Nach insgesamt vier Tagen Bangkok ging es weiter in Richtung Norden. Dieses Mal allerdings nicht auf der Straße, sondern auf der Schiene. Für unfassbare 54 Cent kaufte ich ein Ticket nach Ayutthaya. Bei diesem Preis könnte man meinen, dass es sich um eine Station innerhalb von Bangkok handelt, aber nein, zwischen Bangkok und Ayutthaya liegen tatsächlich rund 80 Kilometer. Nun muss man dazu sagen, dass das Ticket für die dritte Klasse war, sprich ich musste auf Holzbänken und mit einem Ventilator statt einer Klimaanlage vorliebnehmen, aber wir sprechen hier immer noch von 54 CENT FÜR 80 KILOMETER. Dafür schwitzt man doch gerne bei 30 Grad auf seiner Holzbank.
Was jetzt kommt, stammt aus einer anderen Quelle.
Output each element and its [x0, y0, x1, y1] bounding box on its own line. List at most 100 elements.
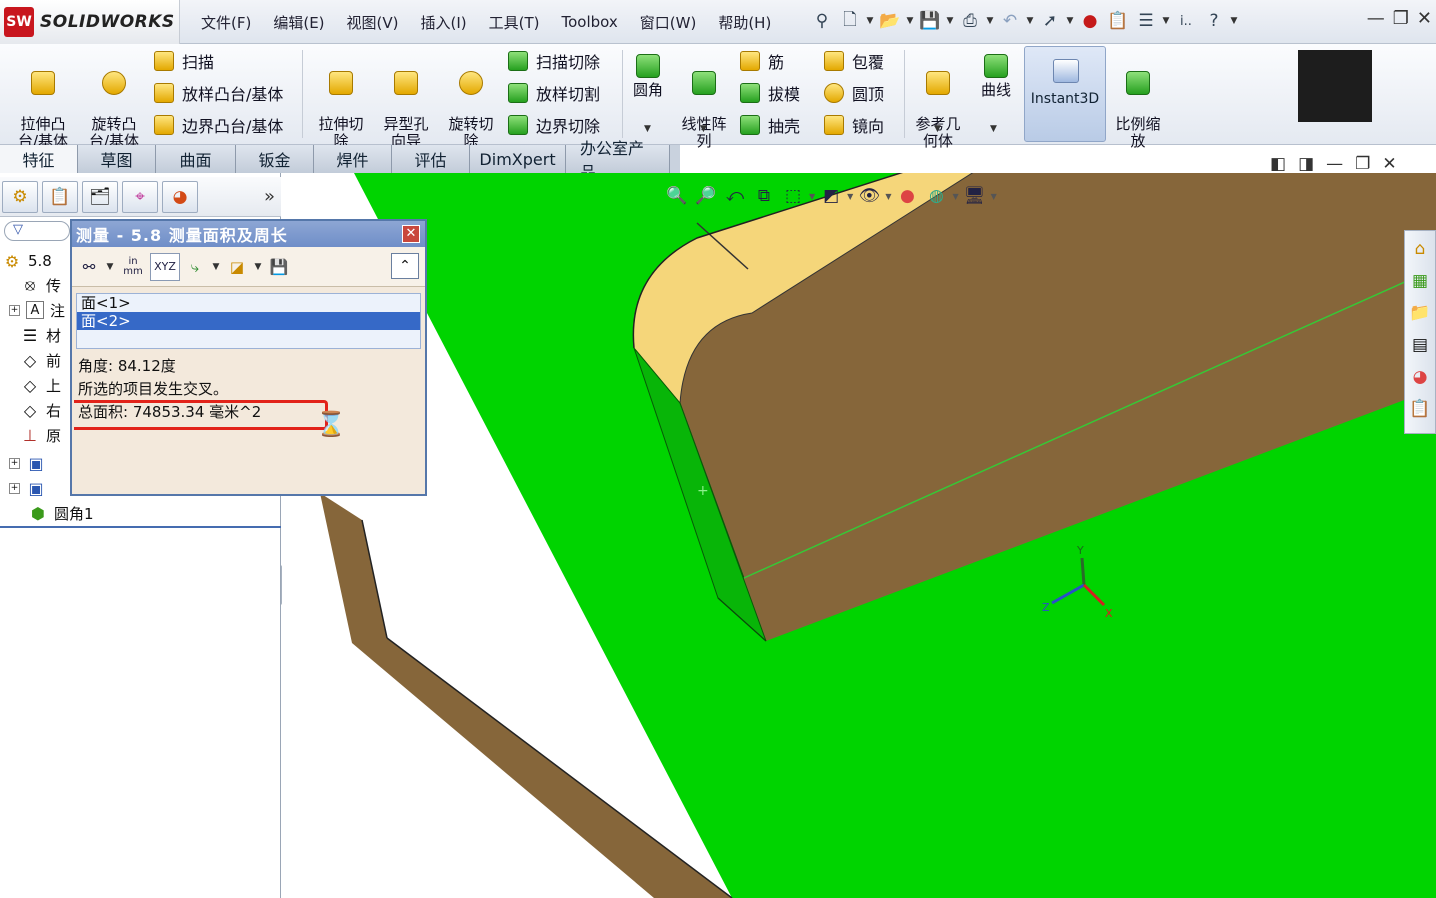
- extrude-boss-button[interactable]: 拉伸凸 台/基体: [13, 54, 73, 150]
- tab-dimxpert[interactable]: DimXpert: [470, 145, 566, 173]
- help-dropdown-icon[interactable]: ▼: [1228, 16, 1240, 26]
- loft-button[interactable]: 放样凸台/基体: [154, 80, 283, 106]
- tree-root[interactable]: ⚙ 5.8: [2, 249, 52, 273]
- previous-view-icon[interactable]: ⤺: [722, 184, 748, 208]
- arc-circle-measurement-icon[interactable]: ⚯: [76, 253, 102, 281]
- rib-button[interactable]: 筋: [740, 48, 784, 74]
- view-orientation-icon[interactable]: ⬚: [780, 184, 806, 208]
- units-precision-button[interactable]: in mm: [118, 253, 148, 281]
- new-dropdown-icon[interactable]: ▼: [864, 16, 876, 26]
- select-pointer-icon[interactable]: ➚: [1036, 7, 1064, 35]
- edit-appearance-icon[interactable]: ●: [894, 184, 920, 208]
- undo-icon[interactable]: ↶: [996, 7, 1024, 35]
- viewport-close-icon[interactable]: ✕: [1382, 154, 1396, 174]
- rebuild-traffic-light-icon[interactable]: ●: [1076, 7, 1104, 35]
- swept-cut-button[interactable]: 扫描切除: [508, 48, 600, 74]
- configuration-manager-tab-icon[interactable]: 🗂: [82, 180, 118, 213]
- point-to-point-icon[interactable]: ⤷: [182, 253, 208, 281]
- graphics-viewport[interactable]: + Y Z X: [282, 173, 1436, 898]
- tab-office-products[interactable]: 办公室产品: [566, 139, 670, 182]
- open-dropdown-icon[interactable]: ▼: [904, 16, 916, 26]
- viewport-restore-icon[interactable]: ❐: [1355, 154, 1370, 174]
- save-dropdown-icon[interactable]: ▼: [944, 16, 956, 26]
- menu-insert[interactable]: 插入(I): [410, 12, 478, 33]
- display-style-dropdown-icon[interactable]: ▼: [847, 192, 853, 201]
- menu-view[interactable]: 视图(V): [336, 12, 410, 33]
- tree-item-extrude-2[interactable]: + ▣: [0, 476, 52, 500]
- apply-scene-icon[interactable]: ◍: [923, 184, 949, 208]
- curves-dropdown-icon[interactable]: ▼: [990, 124, 997, 134]
- create-sensor-save-icon[interactable]: 💾: [266, 253, 292, 281]
- hide-show-dropdown-icon[interactable]: ▼: [885, 192, 891, 201]
- measure-close-icon[interactable]: ✕: [402, 225, 420, 243]
- viewport-minimize-icon[interactable]: —: [1326, 154, 1343, 174]
- tree-item-right-plane[interactable]: ◇ 右: [20, 398, 61, 422]
- collapse-dialog-icon[interactable]: ⌃: [391, 253, 419, 279]
- mirror-button[interactable]: 镜向: [824, 112, 884, 138]
- revolve-boss-button[interactable]: 旋转凸 台/基体: [84, 54, 144, 150]
- selection-item[interactable]: 面<1>: [77, 294, 420, 312]
- expand-icon[interactable]: +: [9, 304, 20, 316]
- view-settings-dropdown-icon[interactable]: ▼: [991, 192, 997, 201]
- custom-properties-icon[interactable]: 📋: [1407, 395, 1433, 423]
- zoom-to-fit-icon[interactable]: 🔍: [664, 184, 690, 208]
- pin-icon[interactable]: ⚲: [808, 7, 836, 35]
- projected-dropdown-icon[interactable]: ▼: [252, 262, 264, 272]
- menu-tools[interactable]: 工具(T): [478, 12, 551, 33]
- open-folder-icon[interactable]: 📂: [876, 7, 904, 35]
- help-icon[interactable]: ?: [1200, 7, 1228, 35]
- tree-item-fillet-1[interactable]: ⬢ 圆角1: [28, 501, 94, 525]
- draft-button[interactable]: 拔模: [740, 80, 800, 106]
- tab-sketch[interactable]: 草图: [78, 145, 156, 173]
- tree-item-material[interactable]: ☰ 材: [20, 323, 61, 347]
- sweep-button[interactable]: 扫描: [154, 48, 214, 74]
- menu-window[interactable]: 窗口(W): [629, 12, 708, 33]
- print-icon[interactable]: ⎙: [956, 7, 984, 35]
- wrap-button[interactable]: 包覆: [824, 48, 884, 74]
- tab-evaluate[interactable]: 评估: [392, 145, 470, 173]
- hole-wizard-button[interactable]: 异型孔 向导: [376, 54, 436, 150]
- boundary-boss-button[interactable]: 边界凸台/基体: [154, 112, 283, 138]
- zoom-to-area-icon[interactable]: 🔎: [693, 184, 719, 208]
- view-settings-icon[interactable]: 🖥: [962, 184, 988, 208]
- solidworks-resources-home-icon[interactable]: ⌂: [1407, 235, 1433, 263]
- curves-button[interactable]: 曲线: [966, 54, 1026, 99]
- tree-item-origin[interactable]: ⊥ 原: [20, 423, 61, 447]
- section-view-icon[interactable]: ⧉: [751, 184, 777, 208]
- options-icon[interactable]: ☰: [1132, 7, 1160, 35]
- minimize-icon[interactable]: —: [1367, 8, 1385, 29]
- pattern-dropdown-icon[interactable]: ▼: [700, 124, 707, 134]
- tab-weldments[interactable]: 焊件: [314, 145, 392, 173]
- display-manager-tab-icon[interactable]: ◕: [162, 180, 198, 213]
- select-dropdown-icon[interactable]: ▼: [1064, 16, 1076, 26]
- projected-on-icon[interactable]: ◪: [224, 253, 250, 281]
- display-style-icon[interactable]: ◩: [818, 184, 844, 208]
- dome-button[interactable]: 圆顶: [824, 80, 884, 106]
- selection-item-selected[interactable]: 面<2>: [77, 312, 420, 330]
- tree-item-extrude-1[interactable]: + ▣: [0, 451, 52, 475]
- previous-view-icon[interactable]: ◧: [1270, 154, 1286, 174]
- fillet-button[interactable]: 圆角: [618, 54, 678, 99]
- file-properties-icon[interactable]: 📋: [1104, 7, 1132, 35]
- options-dropdown-icon[interactable]: ▼: [1160, 16, 1172, 26]
- appearances-scenes-icon[interactable]: ◕: [1407, 363, 1433, 391]
- tab-sheet-metal[interactable]: 钣金: [236, 145, 314, 173]
- shell-button[interactable]: 抽壳: [740, 112, 800, 138]
- more-tabs-chevron-icon[interactable]: »: [264, 186, 275, 207]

Am frühen Nachmittag kam ich dann in Ayutthaya an. Eigentlich hatte ich den Ort nur als Zwischenstopp für die Weiterreise in den Norden ausgewählt. Zwar war Ayutthaya Anfang des 17. Jahrhunderts die größte Stadt der Welt, heute ist davon jedoch bis auf viele alte Tempel nicht mehr viel zu sehen. Und da ich seit Angkor eigentlich genug von „alten Steinen“ habe, wollte ich hier nur eine Nacht verbringen und möglichst schnell weiterziehen. Das änderte sich jedoch mit Betreten des Hostels. Von der ersten Sekunde fühlte ich mich direkt sehr wohl. Ich wurde unfassbar freundlich empfangen und kam sofort mit den anderen Backpackern ins Gespräch. Und spätestens mit dem gemeinsamen Abendessen – die Hostelbesitzer kochten jeden Abend für alle – stand für mich fest, dass ich hier nicht nur eine Nacht bleiben kann. Aus einer Nacht wurden dann insgesamt drei Nächte. Wir mieten uns Fahrräder, erkundeten die Umgebung und besichtigten den ein oder anderen „alten Stein“. Es waren aber nicht die Sehenswürdigkeiten, die den Ort so schön machten. Viel mehr waren es die Leute. Andere Stationen meiner Reise hatten sicherlich mehr zu bieten, hier stimmte aber der Vibe. Und ich merke, dass mir dieses Gemeinschaftsgefühl immer wichtiger wird. Leider sind die meisten aus unserer kleinen Gruppe am dritten Tag weitergereist, weshalb auch ich mich dazu entschieden habe, weiterzuziehen.
Mit dem Zug ging es zurück nach Bangkok, wo abends der Nachtbus nach Chiang Mai auf mich wartete. Vorher machte ich aber noch einen kleinen Abstecher nach Deutschland. Ich musste die Zeit bis zur Abfahrt abends um 20 Uhr totschlagen und ich wollte mich deshalb in ein Café setzen. Im Internet bin ich dabei auf das „Glück“ gestoßen, einem von Deutschen geführten Café mitten in Bangkok. Und was soll ich sagen, beim Betreten war ich wieder in Deutschland. Im Radio lief SWR3, es war weihnachtlich geschmückt und auf der Speisekarte fanden sich Sachen wie Weißwurst, Brotzeit und Omas Apfelkuchen. Ich hätte mir in diesem Moment kaum einen besseren Ort vorstellen können. Der Himmel auf Erden. Frisch gestärkt mit Brezn, Obazda, süßem Senf und einem Stück Apfelkuchen setze ich mich abends in den Bus in Richtung Chiang Mai.